Cool thing about fpoints is when you record several cues with a focus point specified, if you go back and edit the focus point, you've effectively edited all the cues. So if your director moves a spike you just call up any instruments focused on the spike, adjust them, update the fpoint and wherever you used that point in the show, they're all fixed.

Okay, gotta' get back to work....
 
Very well said, quarterfront! Thank you for taking the time to write that, as I was just not motivated enough.

FWIW, I've never found the limit of 99 Focus Points to be a hardship, because as you said, each can contain different IFCB parameter groups. Now on the HogII, my stock color palettes for color mixing fixtures equated to Roscolux numbers, i.e. no matter the fixture, when I applied Color Palette #80, I knew it would turn Primary Blue. One could do the same thing on the Expression3, and I assume the Express, (although I've never used one to control movers).
 
One could do the same thing on the Expression3, and I assume the Express, (although I've never used one to control movers).

{Insert sarcasm here}

Then you really haven't lived life fully until you experience the joy of using the trackpad to set attribute values (required even when building groups, focus points, subs, whatever). Not to mention position of a moving head whose track pad orientation is correct when the fixture points downstage, but whose pan flips when the fixture points upstage.

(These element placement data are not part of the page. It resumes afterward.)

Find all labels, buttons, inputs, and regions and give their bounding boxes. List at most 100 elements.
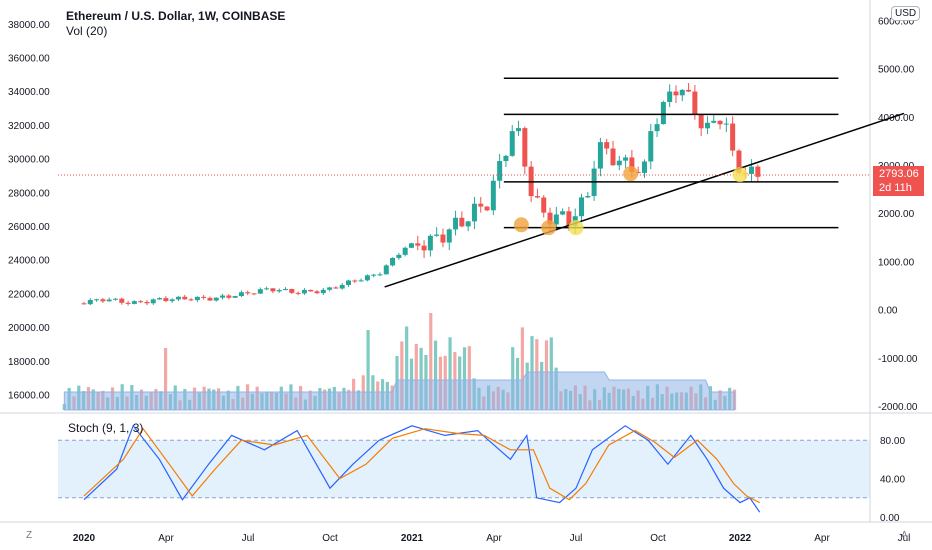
candle-body	[755, 166, 761, 177]
candle-body	[194, 296, 200, 301]
candle-body	[352, 280, 358, 282]
candle-body	[415, 243, 421, 246]
candle-body	[295, 292, 301, 294]
candle-body	[585, 195, 591, 198]
candle-body	[604, 142, 610, 149]
candle-body	[207, 297, 213, 301]
candle-body	[629, 157, 635, 172]
candle-body	[711, 120, 717, 123]
time-axis-tick: 2021	[401, 533, 424, 544]
stoch-axis-tick: 0.00	[880, 513, 900, 524]
right-axis-tick: -1000.00	[878, 354, 918, 365]
chart-title: Ethereum / U.S. Dollar, 1W, COINBASE	[66, 9, 286, 23]
candle-body	[408, 243, 414, 248]
candle-body	[301, 289, 307, 294]
left-axis-tick: 20000.00	[8, 323, 50, 334]
candle-body	[257, 289, 263, 294]
candle-body	[453, 217, 459, 230]
time-axis-tick: 2022	[729, 533, 752, 544]
stoch-axis-tick: 40.00	[880, 475, 905, 486]
candle-body	[723, 123, 729, 125]
candle-body	[434, 234, 440, 236]
candle-body	[144, 301, 150, 304]
candle-body	[749, 166, 755, 174]
candle-body	[226, 295, 232, 298]
left-axis-tick: 32000.00	[8, 121, 50, 132]
right-axis-tick: 5000.00	[878, 65, 915, 76]
candle-body	[175, 296, 181, 300]
candle-body	[717, 120, 723, 125]
candle-body	[131, 301, 137, 304]
candle-body	[383, 265, 389, 275]
left-axis-tick: 28000.00	[8, 188, 50, 199]
candle-body	[396, 254, 402, 258]
stoch-axis-tick: 80.00	[880, 436, 905, 447]
time-axis-tick: Jul	[570, 533, 583, 544]
candle-body	[484, 206, 490, 211]
zoom-button[interactable]: Z	[26, 530, 33, 541]
volume-bar	[400, 341, 404, 410]
time-axis-tick: Apr	[158, 533, 174, 544]
left-axis-tick: 26000.00	[8, 222, 50, 233]
left-axis-tick: 16000.00	[8, 391, 50, 402]
candle-body	[534, 196, 540, 198]
time-axis-tick: Jul	[898, 533, 911, 544]
candle-body	[736, 150, 742, 174]
candle-body	[308, 289, 314, 292]
right-axis-tick: 6000.00	[878, 16, 915, 27]
stochastic-band	[58, 440, 870, 498]
candle-body	[471, 203, 477, 222]
volume-bar	[419, 347, 423, 410]
candle-body	[327, 287, 333, 290]
volume-bar	[405, 326, 409, 410]
volume-indicator-label[interactable]: Vol (20)	[66, 24, 108, 38]
volume-ma-area	[63, 371, 736, 411]
candle-body	[610, 148, 616, 166]
candle-body	[522, 128, 528, 167]
candle-body	[112, 298, 118, 300]
candle-body	[270, 288, 276, 292]
candle-body	[623, 157, 629, 161]
auto-scale-button[interactable]: A	[901, 530, 908, 541]
candle-body	[238, 292, 244, 297]
candle-body	[289, 289, 295, 293]
bar-countdown: 2d 11h	[879, 182, 912, 194]
candle-body	[440, 234, 446, 243]
candle-body	[169, 299, 175, 302]
candle-body	[421, 245, 427, 251]
candle-body	[541, 197, 547, 213]
left-axis-tick: 18000.00	[8, 357, 50, 368]
volume-bar	[366, 330, 370, 410]
left-axis-tick: 30000.00	[8, 155, 50, 166]
left-axis-tick: 34000.00	[8, 87, 50, 98]
candle-body	[579, 197, 585, 217]
candle-body	[119, 298, 125, 303]
candle-body	[503, 155, 509, 162]
time-axis-tick: Jul	[242, 533, 255, 544]
candle-body	[87, 299, 93, 305]
volume-bar	[448, 337, 452, 410]
currency-badge[interactable]: USD	[891, 6, 921, 21]
trendline	[384, 112, 905, 288]
volume-bar	[467, 346, 471, 410]
candle-body	[333, 287, 339, 289]
candle-body	[465, 221, 471, 227]
candle-body	[667, 91, 673, 103]
candle-body	[125, 302, 131, 304]
candle-body	[560, 211, 566, 215]
highlight-marker	[623, 166, 639, 182]
highlight-marker	[568, 220, 584, 236]
stochastic-indicator-label[interactable]: Stoch (9, 1, 3)	[68, 421, 144, 435]
candle-body	[654, 124, 660, 132]
candle-body	[679, 89, 685, 96]
candle-body	[201, 296, 207, 298]
candle-body	[251, 293, 257, 295]
time-axis-tick: 2020	[73, 533, 96, 544]
candle-body	[220, 295, 226, 298]
candle-body	[371, 274, 377, 276]
candle-body	[547, 212, 553, 225]
volume-bar	[414, 343, 418, 410]
candle-body	[390, 257, 396, 266]
time-axis-tick: Oct	[322, 533, 338, 544]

Almost make me wish for a Performer with it's 10 minute save show to cassette tape function.

SB
 
Almost make me wish for a Performer with it's 10 minute save show to cassette tape function.
Funny you mention that, as Morpheus was using PerformerII's (with slightly modified software-IIRC) to control PanaSpots and PanaBeams before DMX and for a number of years, until the Pan Command console.
 
"Fixture 1 + 4 Only Position at FocusPoint 1".

Yea, except that since its not a Hog its not quite that easy. You have to do the individual channels that make up the position control of that light and send them to focus point 1. (The lack of the Position button and all).

Otherwise, thats it (I was attempting to explain that at 3:00 am but clearly it wasn't as easy to understand).
 
"Fixture 1 + 4 Only Position at FocusPoint 1"
Yea, except that since its not a Hog its not quite that easy. You have to do the individual channels that make up the position control of that light and send them to focus point 1. (The lack of the Position button and all).

Nah, "Fixture 1 + 4 Only Position at FocusPoint 1" is actual Expression 3 syntax. Fixture attributes show up on softkeys when applicable in the syntax.

My familiarity with Hog programming (and with ML consoles in general) is pretty cursory, so I imagine that there's a hard key on the console that gets you there without having to drill through any menus. The Expression's weakness is largely that you have to make a lot of keystrokes to record a F-point or to send a fixture to a point ("Fixture 1 + 4 Only Position F-point 1 Enter" = 9 keystrokes. "Fixture 1 + 4 Only Position Record F-point X Return Return Solo" = 12 strokes just to record a position).

Now, if your using a digitizing tablet (too bad ETC gave up on this and doesn't sell them anymore) you can put all this syntax into a set of macros, attach them to tablet regions and be able to move any or all your lights to a given focus point with two or three pen touches. It's like magic, you touch the point for the fixture you want and then the place on your magic sheet where you want it and it just goes there, fast as thinking.